For this assignment I’m choosing to write about a relationship that formed in CMC and then turned into an Ftf relationship. Before coming to college students are able to create facebook accounts with their school e-mail and can start adding other prospective students as friends. Like many other students I entered into one of these long-distance relationships with a girl who would be in my graduating class.
Wallace’s Attraction factors include physical attraction, proximity, common ground, and disinhibition effects. The factors that played the most important role with my long distance relationship over facebook were the roles of physical attraction in cmc, proximity, and common ground. A girl who I will call Abby sent me a message over facebook saying that she liked a band I had listed in my favorite music section and pointed out that we were in the same major, and this was the start of our cmc communication. This first interaction is made possible by the common ground theory which states that people are attracted to people with whom they share common interest. Also falling under this category is the law of attraction which states the better proportion of things you share in common the more attracted you will be to a person. Thus having to things in common is a good thing. Next me and Abby continued sending messages back and forth nearly every day thus keeping in CMC proximity. Wallace states that online familiarity flows from intersection frequency, which is the amount of times you bump or talk to each other online. Looking at this me and Abby formed a very close relationship over CMC by continuous messages. Lastly physical attractiveness works backwards in CMC. In Ftf you see someone whose physically attractive and you then get to know them better, but in CMC you get to know someone and find out physical attractiveness first. Because this was a long distance relationship I was only able to see a few pictures provided by facebook before actually getting to know about her.
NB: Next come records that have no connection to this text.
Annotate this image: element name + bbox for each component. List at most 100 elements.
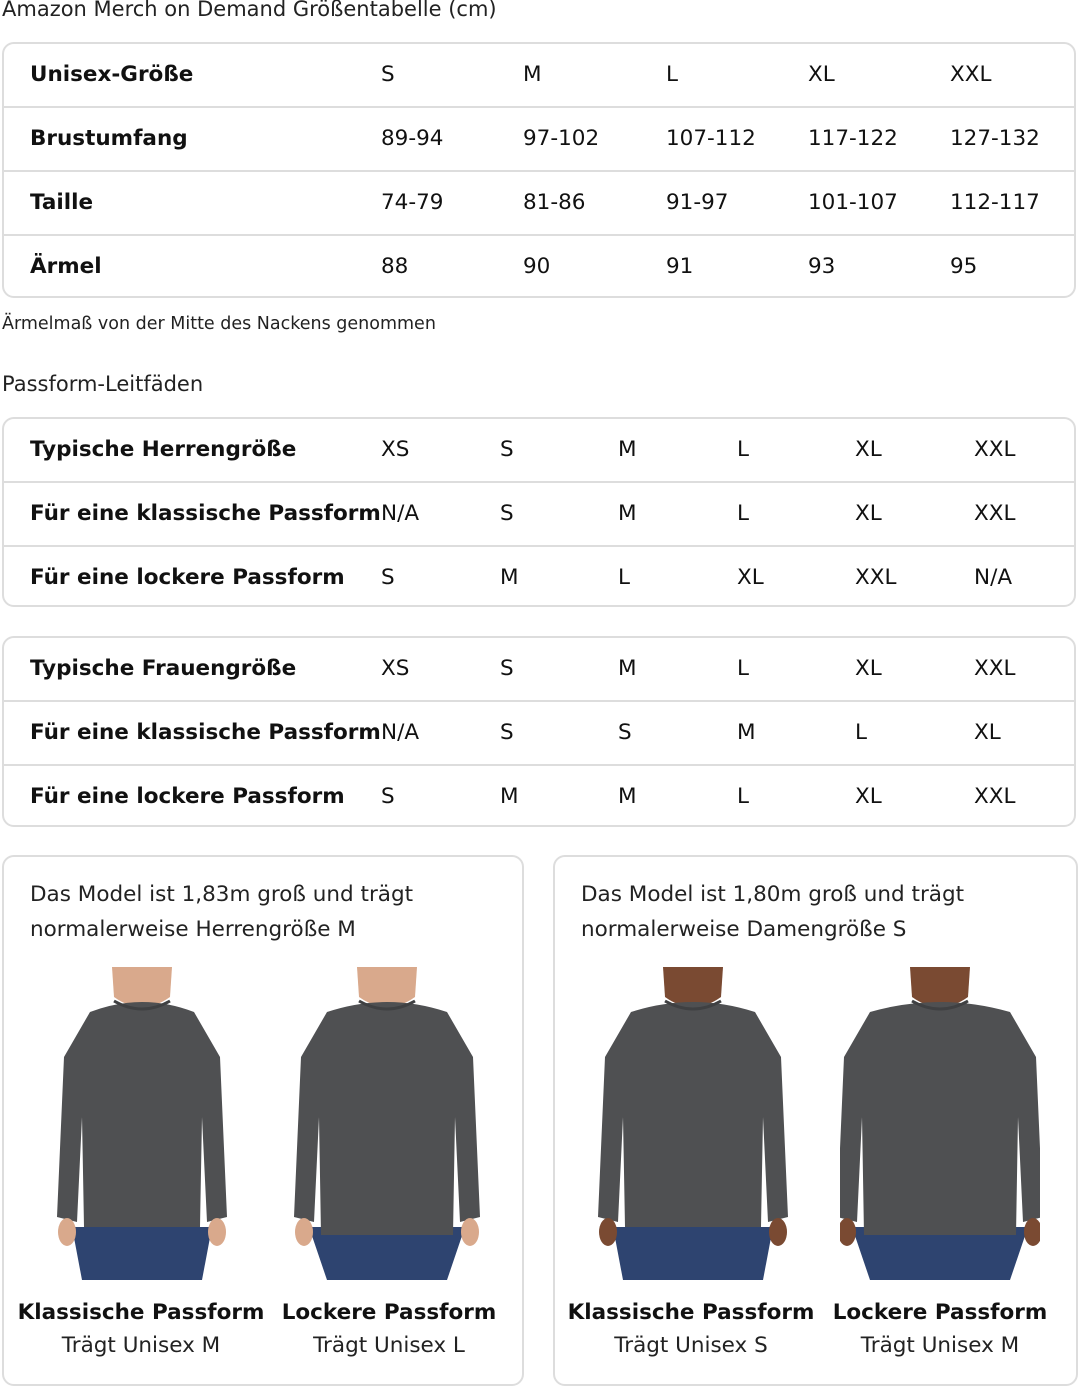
table-cell: 88 <box>381 254 409 279</box>
table-row: Unisex-Größe S M L XL XXL <box>4 44 1074 108</box>
table-cell: XS <box>381 656 410 681</box>
row-label: Für eine lockere Passform <box>30 784 345 809</box>
desc-line: Das Model ist 1,80m groß und trägt <box>581 882 965 907</box>
row-label: Brustumfang <box>30 126 188 151</box>
table-cell: 97-102 <box>523 126 600 151</box>
table-row: Für eine klassische Passform N/A S M L XL XXL <box>4 483 1074 547</box>
table-cell: L <box>737 437 749 462</box>
row-label: Unisex-Größe <box>30 62 194 87</box>
table-cell: M <box>618 501 637 526</box>
table-cell: XXL <box>974 656 1016 681</box>
table-cell: XL <box>974 720 1001 745</box>
table-cell: 127-132 <box>950 126 1040 151</box>
table-cell: M <box>500 565 519 590</box>
table-cell: M <box>618 437 637 462</box>
table-cell: M <box>737 720 756 745</box>
table-cell: S <box>500 437 514 462</box>
model-photo-classic <box>593 967 793 1280</box>
tshirt-model-image <box>294 967 480 1280</box>
men-model-card: Das Model ist 1,83m groß und trägt normal… <box>2 855 524 1386</box>
fit-caption: Klassische Passform Trägt Unisex S <box>561 1300 821 1358</box>
table-cell: 90 <box>523 254 551 279</box>
fit-caption: Lockere Passform Trägt Unisex M <box>810 1300 1070 1358</box>
women-fit-table: Typische Frauengröße XS S M L XL XXL Für eine k… <box>2 636 1076 827</box>
row-label: Für eine klassische Passform <box>30 501 381 526</box>
table-cell: L <box>737 501 749 526</box>
fit-caption: Klassische Passform Trägt Unisex M <box>11 1300 271 1358</box>
row-label: Ärmel <box>30 254 102 279</box>
table-cell: XL <box>855 437 882 462</box>
table-row: Taille 74-79 81-86 91-97 101-107 112-117 <box>4 172 1074 236</box>
table-row: Ärmel 88 90 91 93 95 <box>4 236 1074 296</box>
table-row: Typische Herrengröße XS S M L XL XXL <box>4 419 1074 483</box>
table-cell: L <box>737 784 749 809</box>
tshirt-model-image <box>837 967 1043 1280</box>
size-table: Unisex-Größe S M L XL XXL Brustumfang 89-94 97-1… <box>2 42 1076 298</box>
table-cell: 91 <box>666 254 694 279</box>
table-row: Für eine klassische Passform N/A S S M L XL <box>4 702 1074 766</box>
row-label: Typische Frauengröße <box>30 656 297 681</box>
table-cell: S <box>500 501 514 526</box>
table-cell: M <box>523 62 542 87</box>
table-cell: M <box>618 784 637 809</box>
wears-label: Trägt Unisex L <box>313 1333 465 1358</box>
table-cell: XL <box>855 784 882 809</box>
table-cell: XL <box>737 565 764 590</box>
table-cell: XXL <box>974 437 1016 462</box>
women-model-card: Das Model ist 1,80m groß und trägt normal… <box>553 855 1078 1386</box>
table-cell: L <box>737 656 749 681</box>
table-cell: XXL <box>974 501 1016 526</box>
table-cell: M <box>618 656 637 681</box>
model-photo-loose <box>287 967 487 1280</box>
table-cell: S <box>381 62 395 87</box>
table-cell: N/A <box>381 720 420 745</box>
fit-label: Lockere Passform <box>281 1300 497 1325</box>
row-label: Für eine klassische Passform <box>30 720 381 745</box>
table-cell: 89-94 <box>381 126 444 151</box>
table-cell: 112-117 <box>950 190 1040 215</box>
table-row: Brustumfang 89-94 97-102 107-112 117-122 127-… <box>4 108 1074 172</box>
table-cell: XXL <box>950 62 992 87</box>
desc-line: normalerweise Damengröße S <box>581 917 907 942</box>
fit-heading: Passform-Leitfäden <box>2 372 204 396</box>
table-cell: 74-79 <box>381 190 444 215</box>
table-cell: M <box>500 784 519 809</box>
table-cell: L <box>666 62 678 87</box>
table-cell: 81-86 <box>523 190 586 215</box>
table-cell: S <box>381 784 395 809</box>
desc-line: normalerweise Herrengröße M <box>30 917 356 942</box>
row-label: Für eine lockere Passform <box>30 565 345 590</box>
table-cell: S <box>618 720 632 745</box>
model-photo-loose <box>837 967 1043 1280</box>
row-label: Taille <box>30 190 94 215</box>
table-cell: XL <box>855 501 882 526</box>
model-photo-classic <box>42 967 242 1280</box>
table-cell: 107-112 <box>666 126 756 151</box>
tshirt-model-image <box>598 967 788 1280</box>
sleeve-note: Ärmelmaß von der Mitte des Nackens genom… <box>2 314 436 334</box>
table-cell: N/A <box>381 501 420 526</box>
table-cell: S <box>500 656 514 681</box>
table-cell: XXL <box>974 784 1016 809</box>
table-cell: 101-107 <box>808 190 898 215</box>
table-cell: L <box>855 720 867 745</box>
fit-label: Klassische Passform <box>17 1300 265 1325</box>
table-cell: L <box>618 565 630 590</box>
table-cell: XXL <box>855 565 897 590</box>
chart-title: Amazon Merch on Demand Größentabelle (cm… <box>2 0 497 21</box>
table-cell: XL <box>855 656 882 681</box>
model-description: Das Model ist 1,80m groß und trägt normal… <box>581 877 964 947</box>
model-description: Das Model ist 1,83m groß und trägt normal… <box>30 877 413 947</box>
desc-line: Das Model ist 1,83m groß und trägt <box>30 882 414 907</box>
wears-label: Trägt Unisex M <box>860 1333 1020 1358</box>
fit-label: Lockere Passform <box>832 1300 1048 1325</box>
table-row: Für eine lockere Passform S M M L XL XXL <box>4 766 1074 825</box>
table-cell: 91-97 <box>666 190 729 215</box>
fit-caption: Lockere Passform Trägt Unisex L <box>259 1300 519 1358</box>
table-cell: S <box>500 720 514 745</box>
table-cell: 117-122 <box>808 126 898 151</box>
wears-label: Trägt Unisex S <box>614 1333 768 1358</box>
wears-label: Trägt Unisex M <box>61 1333 221 1358</box>
table-cell: XS <box>381 437 410 462</box>
table-cell: N/A <box>974 565 1013 590</box>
Analyzing this relationship through Mckenna’s relationship facilitation factors I find some similar findings. Three of these factors, removal of gating features, connecting with similar others, and getting the goods played major roles in the development of our relationship. Firstly getting the goods, which is the ability to get information about others before meeting, played a crucial role in our initial interaction. Before I had ever known who this person was, she was able to look at my profile and extract information about me from it before communicating with me. Next there is the removal of gating features which states that CMC allows you to over come gates of physical attractiveness, important status cues, and shyness. Of course being on facebook we had limited access to all of this information. Abby had even told me that in public she is much more shy, thus CMC facilitated her interaction. Then lastly connecting with similar others is the same result as the common ground principle of Wallace’s theory. Examining all of this I find that my long distance relationship coincides with both theories perfectly.
1 comment:
Hello Chris,
Thanks for you sharing your CMC relationship! I think it's very interesting that so many Facebook interactions start with appealing to the common ground phenomenon: entertainment interests offer a very concise depiction of who we are and the things that interest us. I have formed several CMC relationships through Facebook through messages indicating common music interests! Several of these progressed through further contact and eventual FtF meetings, but several of them revealed the ultimate weakness in common ground. The things that people don't have in common often aren't represented in an online census of personal interests! I have found several people that like the same music as me, but for very different reasons, and our relationships built on the deception of online common ground. I really like how your experience down into the fundamental theories, but what ever happened!? How did the transition into a FtF relationship work out? Great post Chris!